Due to its rarity, the features and prognosis of giant cell carcinoma of the lung (GCCL) are not well defined. The present study aimed to describe the clinicopathological features and prognostic analysis of this rare disease, compare it with lung adenocarcinoma (LAC), further determine the prognostic factors and establish a nomogram.

METHODS

Patients diagnosed with GCCL and LAC were identified from the SEER database between 2004 and 2016. The features and survival between GCCL and LAC were compared in the unmatched and matched cohorts after propensity score matching (PSM) analysis. Univariate and multivariate Cox analyses were used to identify the prognostic factors, and a nomogram was constructed. Area under the curve (AUC), C-index, calibration curve and decision curve analysis (DCA) were used to confirm the established nomogram.

RESULTS

A total of 295 patient diagnosed with GCCL and 149 082 patients with LAC were identified.

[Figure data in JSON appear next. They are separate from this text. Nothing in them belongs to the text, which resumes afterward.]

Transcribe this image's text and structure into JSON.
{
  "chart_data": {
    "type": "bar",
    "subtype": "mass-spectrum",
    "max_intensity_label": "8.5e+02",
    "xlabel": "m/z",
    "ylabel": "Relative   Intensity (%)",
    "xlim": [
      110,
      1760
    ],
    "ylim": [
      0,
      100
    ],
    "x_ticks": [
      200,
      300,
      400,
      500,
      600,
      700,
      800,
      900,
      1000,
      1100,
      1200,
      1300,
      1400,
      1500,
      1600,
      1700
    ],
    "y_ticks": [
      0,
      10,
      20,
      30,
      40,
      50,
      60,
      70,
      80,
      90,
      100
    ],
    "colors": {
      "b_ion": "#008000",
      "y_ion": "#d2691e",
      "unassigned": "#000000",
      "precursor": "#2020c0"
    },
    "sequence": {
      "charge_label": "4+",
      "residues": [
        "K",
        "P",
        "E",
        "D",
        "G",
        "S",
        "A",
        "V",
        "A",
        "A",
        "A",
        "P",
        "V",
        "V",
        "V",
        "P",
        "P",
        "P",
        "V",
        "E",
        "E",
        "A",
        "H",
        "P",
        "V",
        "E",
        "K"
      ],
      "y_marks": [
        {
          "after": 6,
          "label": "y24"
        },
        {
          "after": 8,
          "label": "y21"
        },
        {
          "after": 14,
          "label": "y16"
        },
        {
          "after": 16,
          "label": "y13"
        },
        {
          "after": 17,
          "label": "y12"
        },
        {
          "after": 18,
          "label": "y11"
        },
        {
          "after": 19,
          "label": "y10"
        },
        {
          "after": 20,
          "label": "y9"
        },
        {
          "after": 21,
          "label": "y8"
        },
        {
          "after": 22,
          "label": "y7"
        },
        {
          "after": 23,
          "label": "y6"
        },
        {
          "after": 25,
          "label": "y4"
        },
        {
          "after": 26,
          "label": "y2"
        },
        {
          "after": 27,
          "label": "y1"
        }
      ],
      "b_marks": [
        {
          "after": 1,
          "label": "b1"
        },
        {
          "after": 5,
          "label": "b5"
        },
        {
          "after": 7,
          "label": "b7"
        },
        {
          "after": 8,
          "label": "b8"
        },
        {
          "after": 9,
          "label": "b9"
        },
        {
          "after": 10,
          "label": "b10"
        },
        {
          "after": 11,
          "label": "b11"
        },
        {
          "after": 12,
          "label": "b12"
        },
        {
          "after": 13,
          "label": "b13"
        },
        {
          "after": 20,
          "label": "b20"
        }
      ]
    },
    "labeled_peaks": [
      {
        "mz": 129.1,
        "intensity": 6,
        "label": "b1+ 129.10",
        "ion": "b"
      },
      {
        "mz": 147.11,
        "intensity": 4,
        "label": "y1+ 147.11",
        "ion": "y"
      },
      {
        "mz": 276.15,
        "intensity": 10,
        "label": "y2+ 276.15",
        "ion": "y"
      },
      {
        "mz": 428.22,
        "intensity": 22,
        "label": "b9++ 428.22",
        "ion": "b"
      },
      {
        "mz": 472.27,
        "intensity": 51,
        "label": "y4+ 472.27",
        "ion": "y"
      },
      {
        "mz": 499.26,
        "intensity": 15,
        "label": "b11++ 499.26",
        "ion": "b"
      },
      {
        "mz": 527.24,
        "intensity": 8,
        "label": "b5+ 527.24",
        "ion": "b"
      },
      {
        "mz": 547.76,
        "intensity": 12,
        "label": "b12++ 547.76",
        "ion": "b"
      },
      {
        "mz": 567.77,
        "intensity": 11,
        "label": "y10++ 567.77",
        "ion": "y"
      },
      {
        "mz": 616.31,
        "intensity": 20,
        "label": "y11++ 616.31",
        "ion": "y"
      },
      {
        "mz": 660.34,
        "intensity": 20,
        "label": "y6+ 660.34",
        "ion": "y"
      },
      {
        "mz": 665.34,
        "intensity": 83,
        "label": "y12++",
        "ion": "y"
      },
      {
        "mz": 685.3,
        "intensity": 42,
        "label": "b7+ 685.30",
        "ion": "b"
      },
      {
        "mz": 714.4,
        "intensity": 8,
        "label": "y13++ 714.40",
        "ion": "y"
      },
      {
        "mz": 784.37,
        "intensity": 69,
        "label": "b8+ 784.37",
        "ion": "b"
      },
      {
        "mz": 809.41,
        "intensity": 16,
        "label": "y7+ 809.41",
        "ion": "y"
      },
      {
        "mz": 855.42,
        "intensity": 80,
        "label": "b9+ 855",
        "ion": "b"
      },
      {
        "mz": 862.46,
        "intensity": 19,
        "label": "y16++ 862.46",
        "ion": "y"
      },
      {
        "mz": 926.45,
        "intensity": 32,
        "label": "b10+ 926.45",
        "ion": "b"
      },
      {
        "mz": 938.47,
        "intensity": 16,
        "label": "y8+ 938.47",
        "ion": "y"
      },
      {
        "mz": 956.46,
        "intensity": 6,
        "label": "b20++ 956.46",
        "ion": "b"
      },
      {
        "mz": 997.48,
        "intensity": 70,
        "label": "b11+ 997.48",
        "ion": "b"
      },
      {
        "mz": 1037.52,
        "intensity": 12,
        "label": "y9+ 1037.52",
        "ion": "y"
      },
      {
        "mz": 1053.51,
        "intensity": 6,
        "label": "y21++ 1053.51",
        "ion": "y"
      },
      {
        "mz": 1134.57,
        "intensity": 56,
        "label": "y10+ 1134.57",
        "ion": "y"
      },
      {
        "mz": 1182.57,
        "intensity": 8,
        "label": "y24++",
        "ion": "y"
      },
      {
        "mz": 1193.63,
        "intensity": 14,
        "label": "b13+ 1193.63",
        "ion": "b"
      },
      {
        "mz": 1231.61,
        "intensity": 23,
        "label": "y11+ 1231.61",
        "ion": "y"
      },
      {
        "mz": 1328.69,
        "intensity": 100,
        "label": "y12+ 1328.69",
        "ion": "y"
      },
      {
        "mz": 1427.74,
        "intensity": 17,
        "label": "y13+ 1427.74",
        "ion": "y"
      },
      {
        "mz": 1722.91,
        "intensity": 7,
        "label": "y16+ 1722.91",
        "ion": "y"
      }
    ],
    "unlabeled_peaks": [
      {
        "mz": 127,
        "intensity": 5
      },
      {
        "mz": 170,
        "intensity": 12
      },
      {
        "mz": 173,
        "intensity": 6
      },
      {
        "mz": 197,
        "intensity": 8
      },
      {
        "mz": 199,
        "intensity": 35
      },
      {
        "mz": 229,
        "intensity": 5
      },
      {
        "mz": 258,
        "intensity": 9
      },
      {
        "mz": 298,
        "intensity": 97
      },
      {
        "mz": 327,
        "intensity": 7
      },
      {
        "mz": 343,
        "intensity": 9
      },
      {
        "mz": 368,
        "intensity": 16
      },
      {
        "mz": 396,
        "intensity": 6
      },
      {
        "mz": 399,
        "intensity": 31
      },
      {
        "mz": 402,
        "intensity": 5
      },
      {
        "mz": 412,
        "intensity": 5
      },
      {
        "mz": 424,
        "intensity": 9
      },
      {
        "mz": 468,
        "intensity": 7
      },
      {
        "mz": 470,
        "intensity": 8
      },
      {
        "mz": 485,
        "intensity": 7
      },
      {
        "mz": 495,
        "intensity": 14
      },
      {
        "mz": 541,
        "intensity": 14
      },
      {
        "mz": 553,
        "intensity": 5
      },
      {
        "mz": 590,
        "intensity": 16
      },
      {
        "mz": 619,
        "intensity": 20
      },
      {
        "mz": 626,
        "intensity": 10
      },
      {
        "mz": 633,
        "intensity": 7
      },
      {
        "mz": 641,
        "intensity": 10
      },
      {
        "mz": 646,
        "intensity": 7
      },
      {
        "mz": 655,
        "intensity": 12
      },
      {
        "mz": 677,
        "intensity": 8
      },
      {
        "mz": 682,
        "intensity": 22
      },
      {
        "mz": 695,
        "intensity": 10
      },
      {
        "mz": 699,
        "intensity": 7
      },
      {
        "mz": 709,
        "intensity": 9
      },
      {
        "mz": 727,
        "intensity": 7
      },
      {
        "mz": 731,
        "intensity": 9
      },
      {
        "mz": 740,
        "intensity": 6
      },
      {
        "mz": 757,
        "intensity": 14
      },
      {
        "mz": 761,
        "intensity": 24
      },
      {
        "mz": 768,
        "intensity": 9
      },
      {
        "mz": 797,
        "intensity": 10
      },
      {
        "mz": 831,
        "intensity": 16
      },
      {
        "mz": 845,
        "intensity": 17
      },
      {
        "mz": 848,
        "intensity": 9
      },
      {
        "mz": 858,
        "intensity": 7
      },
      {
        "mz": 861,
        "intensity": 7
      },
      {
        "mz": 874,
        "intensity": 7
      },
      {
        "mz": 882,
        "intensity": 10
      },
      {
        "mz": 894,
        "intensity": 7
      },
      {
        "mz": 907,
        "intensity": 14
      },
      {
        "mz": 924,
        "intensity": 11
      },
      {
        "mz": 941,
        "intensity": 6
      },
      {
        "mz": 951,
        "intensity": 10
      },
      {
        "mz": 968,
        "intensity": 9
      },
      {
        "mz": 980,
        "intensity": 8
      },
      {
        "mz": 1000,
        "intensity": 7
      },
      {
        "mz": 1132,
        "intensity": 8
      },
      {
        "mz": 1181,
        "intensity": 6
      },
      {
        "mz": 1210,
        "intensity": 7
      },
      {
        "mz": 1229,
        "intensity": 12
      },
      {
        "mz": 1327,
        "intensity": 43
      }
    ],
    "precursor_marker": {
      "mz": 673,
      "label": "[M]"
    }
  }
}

Compared with LAC, patients with GCCL tend to be younger, male, black and have pathological Grade III/IV GCCL, more proportion of AJCC-TNM-IV, T3/T4 and distant metastases. The 1-, 2- and 5-year OS rates of the patients with GCCL were 21.7%, 13.4% and 7.9%, respectively. The median OS and CSS were 3 and 4 months, respectively. Patients with GCCL had significantly shorter OS and CSS than those with LAC in the unmatched and matched cohorts after PSM. Multivariate Cox analysis demonstrated that T, N and M stages and use of chemotherapy and surgery were independent of survival. Furthermore, we constructed a prognostic nomogram for OS and CSS by using independent prognostic factors. The C-index of OS-specific nomogram is 0.78 (0.74-0.81), and the C-index of CSS-specific nomogram is 0.77 (0.73-0.80). The calibration curve and ROC analysis showed good predictive capability of these nomograms. DCA showed that the nomogram had greater clinical practical value in predicting the OS and CSS of GCCL than TNM staging.

CONCLUSION

GCCL have distinct clinicopathological characteristics and significantly worse clinical outcomes. Prognostic nomograms for overall survival (OS) and CSS were constructed.